First, I suspect you're assuming I'm new to the industry or that I am working
on my first startup. In fact, I have done several, had a number of good exits,
and am currently building another profitable, growing business in a large
market. I am no stranger to building successful businesses, and I've put in my
time on the web developer's equivalent to the 80186 project.

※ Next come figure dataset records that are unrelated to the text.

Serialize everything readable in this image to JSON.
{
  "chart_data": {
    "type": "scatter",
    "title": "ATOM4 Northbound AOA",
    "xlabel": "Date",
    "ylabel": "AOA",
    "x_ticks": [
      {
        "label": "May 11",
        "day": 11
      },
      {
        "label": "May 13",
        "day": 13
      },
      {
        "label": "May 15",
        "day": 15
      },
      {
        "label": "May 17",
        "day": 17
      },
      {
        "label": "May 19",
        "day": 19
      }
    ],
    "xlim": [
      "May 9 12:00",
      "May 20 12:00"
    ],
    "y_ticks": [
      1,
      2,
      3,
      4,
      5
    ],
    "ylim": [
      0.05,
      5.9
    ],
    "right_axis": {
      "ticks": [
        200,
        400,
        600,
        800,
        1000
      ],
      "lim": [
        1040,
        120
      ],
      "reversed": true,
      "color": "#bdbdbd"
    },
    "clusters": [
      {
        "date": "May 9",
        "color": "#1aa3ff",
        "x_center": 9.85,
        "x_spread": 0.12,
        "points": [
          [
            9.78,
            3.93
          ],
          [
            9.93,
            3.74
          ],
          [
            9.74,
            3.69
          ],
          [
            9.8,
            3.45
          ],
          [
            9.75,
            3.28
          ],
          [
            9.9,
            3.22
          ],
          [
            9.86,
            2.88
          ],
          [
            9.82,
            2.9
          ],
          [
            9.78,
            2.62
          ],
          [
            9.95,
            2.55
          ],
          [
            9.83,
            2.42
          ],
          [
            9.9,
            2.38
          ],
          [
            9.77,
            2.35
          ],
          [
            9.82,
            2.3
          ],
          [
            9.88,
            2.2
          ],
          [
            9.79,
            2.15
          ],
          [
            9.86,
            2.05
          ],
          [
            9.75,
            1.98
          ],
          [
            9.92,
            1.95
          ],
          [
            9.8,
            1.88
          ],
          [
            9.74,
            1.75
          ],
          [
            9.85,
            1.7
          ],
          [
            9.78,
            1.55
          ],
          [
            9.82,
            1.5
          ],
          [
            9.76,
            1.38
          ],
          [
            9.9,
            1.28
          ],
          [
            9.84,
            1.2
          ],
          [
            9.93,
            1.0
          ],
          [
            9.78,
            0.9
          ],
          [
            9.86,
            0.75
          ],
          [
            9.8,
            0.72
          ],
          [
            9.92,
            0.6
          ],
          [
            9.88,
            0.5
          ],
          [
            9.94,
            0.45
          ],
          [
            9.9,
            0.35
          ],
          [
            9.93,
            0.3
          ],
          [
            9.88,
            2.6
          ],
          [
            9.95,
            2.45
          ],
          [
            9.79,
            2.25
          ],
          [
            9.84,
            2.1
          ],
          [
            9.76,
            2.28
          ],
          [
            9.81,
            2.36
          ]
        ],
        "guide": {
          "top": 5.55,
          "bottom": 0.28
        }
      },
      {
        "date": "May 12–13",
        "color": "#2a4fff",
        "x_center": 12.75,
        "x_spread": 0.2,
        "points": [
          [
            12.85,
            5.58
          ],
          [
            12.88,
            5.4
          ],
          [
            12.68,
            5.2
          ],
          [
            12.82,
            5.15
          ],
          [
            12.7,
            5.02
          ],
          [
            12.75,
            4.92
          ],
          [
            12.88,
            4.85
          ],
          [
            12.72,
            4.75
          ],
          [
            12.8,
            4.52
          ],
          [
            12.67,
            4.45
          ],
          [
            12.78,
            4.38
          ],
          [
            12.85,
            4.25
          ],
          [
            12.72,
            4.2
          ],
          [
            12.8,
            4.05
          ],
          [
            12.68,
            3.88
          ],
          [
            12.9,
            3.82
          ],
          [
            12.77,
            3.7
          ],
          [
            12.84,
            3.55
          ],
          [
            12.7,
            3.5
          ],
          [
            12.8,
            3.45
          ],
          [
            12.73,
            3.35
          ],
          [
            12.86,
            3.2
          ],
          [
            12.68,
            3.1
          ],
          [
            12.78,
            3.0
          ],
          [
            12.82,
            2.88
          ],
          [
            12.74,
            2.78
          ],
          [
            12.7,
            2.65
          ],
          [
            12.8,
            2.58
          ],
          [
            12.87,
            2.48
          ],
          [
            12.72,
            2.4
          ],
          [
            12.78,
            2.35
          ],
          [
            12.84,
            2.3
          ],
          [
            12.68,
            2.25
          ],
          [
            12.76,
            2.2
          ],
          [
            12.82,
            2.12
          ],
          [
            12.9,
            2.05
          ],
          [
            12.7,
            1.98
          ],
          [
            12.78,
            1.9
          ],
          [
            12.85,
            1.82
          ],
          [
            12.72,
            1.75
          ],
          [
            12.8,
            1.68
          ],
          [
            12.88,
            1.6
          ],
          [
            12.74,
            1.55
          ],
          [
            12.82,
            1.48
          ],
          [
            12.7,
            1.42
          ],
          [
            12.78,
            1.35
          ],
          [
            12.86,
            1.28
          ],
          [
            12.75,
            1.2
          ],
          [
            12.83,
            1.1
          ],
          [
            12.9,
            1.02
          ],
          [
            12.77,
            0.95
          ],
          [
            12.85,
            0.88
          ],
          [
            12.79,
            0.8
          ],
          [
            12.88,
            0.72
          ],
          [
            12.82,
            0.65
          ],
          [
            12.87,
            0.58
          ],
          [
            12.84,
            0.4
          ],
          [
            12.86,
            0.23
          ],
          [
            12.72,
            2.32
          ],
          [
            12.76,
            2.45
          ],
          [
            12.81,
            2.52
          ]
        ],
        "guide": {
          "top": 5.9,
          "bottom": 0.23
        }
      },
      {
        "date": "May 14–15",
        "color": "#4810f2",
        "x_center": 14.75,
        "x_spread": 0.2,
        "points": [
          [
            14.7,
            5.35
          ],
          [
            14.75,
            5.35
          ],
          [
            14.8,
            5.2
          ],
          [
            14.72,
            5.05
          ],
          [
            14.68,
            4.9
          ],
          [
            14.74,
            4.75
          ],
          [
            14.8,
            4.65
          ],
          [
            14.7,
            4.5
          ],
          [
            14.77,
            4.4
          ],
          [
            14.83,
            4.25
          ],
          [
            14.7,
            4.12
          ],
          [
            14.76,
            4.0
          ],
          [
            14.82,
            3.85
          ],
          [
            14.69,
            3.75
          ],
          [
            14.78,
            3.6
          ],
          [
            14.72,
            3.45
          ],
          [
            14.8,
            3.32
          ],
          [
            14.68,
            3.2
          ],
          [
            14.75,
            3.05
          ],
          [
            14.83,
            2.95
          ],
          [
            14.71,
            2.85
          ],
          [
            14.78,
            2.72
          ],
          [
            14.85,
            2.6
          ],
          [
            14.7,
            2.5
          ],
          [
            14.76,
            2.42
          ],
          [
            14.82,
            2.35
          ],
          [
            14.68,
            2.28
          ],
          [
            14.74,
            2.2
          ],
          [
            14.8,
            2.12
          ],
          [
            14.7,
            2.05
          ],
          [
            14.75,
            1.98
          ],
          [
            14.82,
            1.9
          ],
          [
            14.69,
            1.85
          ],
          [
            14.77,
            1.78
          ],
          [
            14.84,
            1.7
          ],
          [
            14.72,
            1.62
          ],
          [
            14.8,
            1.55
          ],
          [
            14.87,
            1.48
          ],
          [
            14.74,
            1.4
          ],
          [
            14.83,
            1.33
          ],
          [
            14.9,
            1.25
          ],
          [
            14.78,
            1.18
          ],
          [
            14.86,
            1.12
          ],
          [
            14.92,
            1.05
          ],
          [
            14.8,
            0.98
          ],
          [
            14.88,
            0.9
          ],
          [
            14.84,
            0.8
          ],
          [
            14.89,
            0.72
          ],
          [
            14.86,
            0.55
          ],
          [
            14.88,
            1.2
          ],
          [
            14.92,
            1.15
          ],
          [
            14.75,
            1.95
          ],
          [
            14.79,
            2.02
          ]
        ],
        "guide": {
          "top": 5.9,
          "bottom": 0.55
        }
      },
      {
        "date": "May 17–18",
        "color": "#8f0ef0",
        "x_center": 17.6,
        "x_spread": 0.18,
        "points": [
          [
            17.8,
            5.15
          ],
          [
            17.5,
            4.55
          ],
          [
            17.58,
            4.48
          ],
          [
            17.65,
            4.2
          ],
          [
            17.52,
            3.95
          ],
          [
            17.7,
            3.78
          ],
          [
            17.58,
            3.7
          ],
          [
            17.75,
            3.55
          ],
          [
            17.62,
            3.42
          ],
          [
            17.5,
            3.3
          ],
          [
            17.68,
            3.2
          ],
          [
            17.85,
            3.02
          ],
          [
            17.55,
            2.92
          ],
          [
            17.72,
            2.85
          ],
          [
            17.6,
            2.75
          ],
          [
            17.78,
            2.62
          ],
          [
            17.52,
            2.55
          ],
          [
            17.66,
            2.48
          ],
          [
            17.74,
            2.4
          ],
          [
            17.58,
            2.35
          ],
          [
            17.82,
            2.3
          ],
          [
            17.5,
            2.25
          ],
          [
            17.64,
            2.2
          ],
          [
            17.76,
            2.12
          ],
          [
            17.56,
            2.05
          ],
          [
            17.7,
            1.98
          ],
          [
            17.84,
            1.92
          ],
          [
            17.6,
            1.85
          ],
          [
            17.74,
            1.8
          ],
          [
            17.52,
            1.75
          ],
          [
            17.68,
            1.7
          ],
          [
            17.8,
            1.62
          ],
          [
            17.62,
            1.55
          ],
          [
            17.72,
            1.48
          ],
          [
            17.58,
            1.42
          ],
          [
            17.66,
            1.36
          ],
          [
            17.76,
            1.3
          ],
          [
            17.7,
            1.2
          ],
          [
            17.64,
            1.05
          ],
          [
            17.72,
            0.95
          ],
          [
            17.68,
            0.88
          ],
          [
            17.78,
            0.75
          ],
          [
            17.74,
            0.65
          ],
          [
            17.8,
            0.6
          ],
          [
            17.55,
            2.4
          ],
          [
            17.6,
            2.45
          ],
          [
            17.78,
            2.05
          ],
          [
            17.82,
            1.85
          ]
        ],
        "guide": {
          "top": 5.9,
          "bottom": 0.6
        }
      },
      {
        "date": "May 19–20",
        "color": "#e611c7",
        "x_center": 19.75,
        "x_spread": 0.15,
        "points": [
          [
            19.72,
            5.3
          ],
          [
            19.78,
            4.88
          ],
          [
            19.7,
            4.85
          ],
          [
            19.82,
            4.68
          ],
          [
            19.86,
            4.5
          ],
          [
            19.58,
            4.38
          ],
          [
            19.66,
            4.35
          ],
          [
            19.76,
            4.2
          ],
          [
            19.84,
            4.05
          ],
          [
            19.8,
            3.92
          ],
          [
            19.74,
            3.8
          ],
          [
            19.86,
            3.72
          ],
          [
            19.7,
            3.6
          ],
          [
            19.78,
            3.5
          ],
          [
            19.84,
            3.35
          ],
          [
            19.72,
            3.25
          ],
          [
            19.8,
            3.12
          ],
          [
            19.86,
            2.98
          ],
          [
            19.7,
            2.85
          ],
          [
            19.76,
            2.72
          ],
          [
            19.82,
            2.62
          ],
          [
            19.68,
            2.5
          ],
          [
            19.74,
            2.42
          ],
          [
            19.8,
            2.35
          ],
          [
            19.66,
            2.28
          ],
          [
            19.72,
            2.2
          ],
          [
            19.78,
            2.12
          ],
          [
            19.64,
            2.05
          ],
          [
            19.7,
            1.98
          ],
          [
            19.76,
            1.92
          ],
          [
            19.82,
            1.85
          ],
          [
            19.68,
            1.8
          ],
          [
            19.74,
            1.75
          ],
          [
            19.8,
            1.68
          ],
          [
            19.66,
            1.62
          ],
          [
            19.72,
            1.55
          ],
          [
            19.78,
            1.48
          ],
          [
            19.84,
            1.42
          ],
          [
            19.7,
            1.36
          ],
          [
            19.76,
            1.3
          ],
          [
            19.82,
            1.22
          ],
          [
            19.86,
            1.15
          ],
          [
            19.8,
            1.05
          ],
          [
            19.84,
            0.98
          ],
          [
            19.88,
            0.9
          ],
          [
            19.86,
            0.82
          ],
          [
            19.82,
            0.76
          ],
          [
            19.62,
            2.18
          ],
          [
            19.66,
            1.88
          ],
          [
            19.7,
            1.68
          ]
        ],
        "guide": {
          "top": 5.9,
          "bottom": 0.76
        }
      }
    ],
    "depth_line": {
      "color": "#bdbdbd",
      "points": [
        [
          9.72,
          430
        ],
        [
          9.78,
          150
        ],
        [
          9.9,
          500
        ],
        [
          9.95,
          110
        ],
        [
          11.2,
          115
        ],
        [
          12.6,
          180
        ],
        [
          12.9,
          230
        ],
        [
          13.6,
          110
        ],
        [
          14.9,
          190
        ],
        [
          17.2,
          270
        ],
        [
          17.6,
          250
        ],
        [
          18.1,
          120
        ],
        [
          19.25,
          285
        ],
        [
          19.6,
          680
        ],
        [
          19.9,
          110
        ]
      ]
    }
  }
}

Second, my experience is that success in building businesses in no way
translates to the kind of popularity or network that venture capitalists look
for. Your claim that simply working in a startup gives one visibility to other
entrepreneurs and those who funded them is not something I have seen. I have
seen tons of contact with vendors, customers, strategic partners, etc, but
never venture capitalists. They simply don't move in the same circles that
bootstrapped companies move in.

Mind you, none of this is sour grapes. We're doing quite well growing on the
basis of our own cash flow. We are happy to have never diluted ourselves and
we are happy to have full control over the board and decision-making. But if
we ever got to a point where we would like to accelerate our growth with
outside capital, there is a no door open to us in the VC community, because we
lack access to that network. Bank loans or traditional boutique private equity
firms would be the likely targets of our financing efforts.

Anyway, I enjoyed your story of your time at Intel - it's great to see one of
the "fathers" of early microprocessors here on HN. Thanks.